I want to find the exact solution of a given elliptic PDE $u_{xx}+u_{yy}=-2\sin x\cos y$ where boundary conditions are $u(x,0)=u(x,\pi)=0$ and $u(0,y)=u(\pi,y)=0$.
I found out that $u(x,y)=\sin x\cos y$ satisfies the PDE if the boundary condition is neglected, but this particular solution does not satisfy the first condition $u(x,0)=u(x,\pi)=0$ because $u(x,0)=\sin x$ and $u(x,\pi)=-\sin x$. In this kind of problem then, how should I modify the solution $u(x,y)=\sin x\cos y$ to fit the boundary problem?
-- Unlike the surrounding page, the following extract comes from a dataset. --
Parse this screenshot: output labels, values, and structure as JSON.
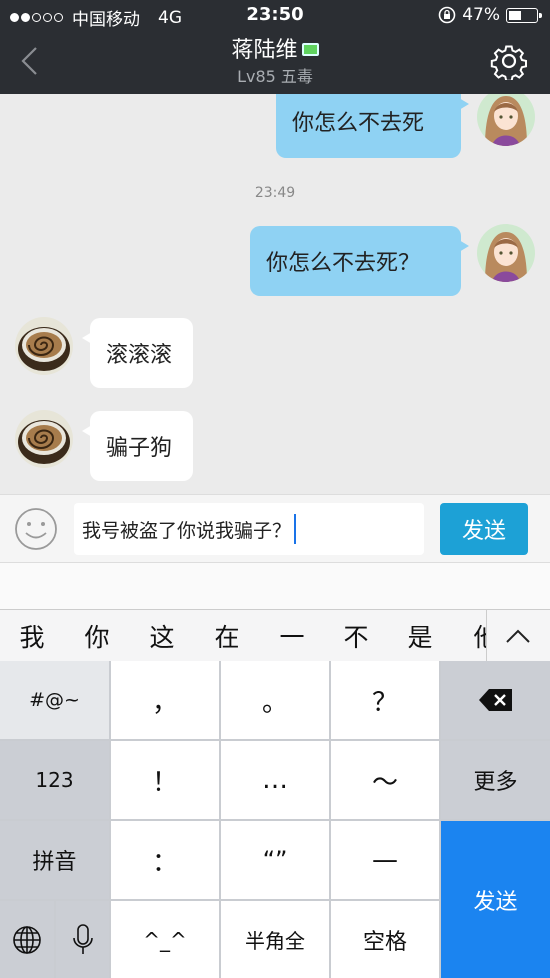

Or is there more general way to solve this problem?
Let $v(x,y):=u(x,y)-\sin(x)\,\cos(y)$. Then, $$\frac{\partial^2}{\partial x^2}\,v(x,y)+\frac{\partial^2}{\partial y^2}\,v(x,y)=0$$ with the boundary conditions $$v(x,0)=-\sin(x)\,,$$ $$v(x,\pi)=+\sin(x)\,,$$ and $$v(0,y)=0\,,$$ and $$v(\pi,y)=0\,.$$ Using the standard separation-of-variables technique, we get $v(x,y)=X(x)\,Y(y)$ with $$X''(x)=-\lambda^2\,X(x)\text{ and }Y''(y)=+\lambda^2\,Y(y)$$ for some constant $\lambda$. We may choose $\lambda$ so that $\text{Re}(\lambda)>0$, or $\text{Re}(\lambda)=0$ and $\text{Im}(\lambda)\geq 0$.
That is, we may write $$X(x)=\sin(\lambda\,x+\phi)\text{ and }Y(y)=C\,\cosh(\lambda\, y)+S\,\sinh(\lambda\,y)$$ for some constants $\phi$, $C$, and $S$. We may choose $\phi$ so that $\text{Re}(\phi)\in[0,\pi)$.
As $v(x,0)=-\sin(x)$, we get $\lambda=1$, $\phi=0$, $C=-1$. Because $v(x,\pi)=+\sin(x)$, we obtain $$-\cosh(\pi)+S\,\sinh(\pi)=C\,\cosh(\lambda\,\pi)+S\,\sinh(\lambda\,\pi)=+1\,.$$ That is, $$S=\frac{1+\cosh(\pi)}{\sinh(\pi)}=\text{coth}\left(\frac{\pi}{2}\right)\,.$$ Hence, $$v(x,y)=\sin(x)\,\Biggl(-\cosh(y)+\coth\left(\frac{\pi}{2}\right)\,\sinh(y)\Biggr)\,.$$ Consequently, $$u(x,y)=\sin(x)\,\Biggl(\cos(y)-\cosh(y)+\coth\left(\frac{\pi}{2}\right)\,\sinh(y)\Biggr)\,.$$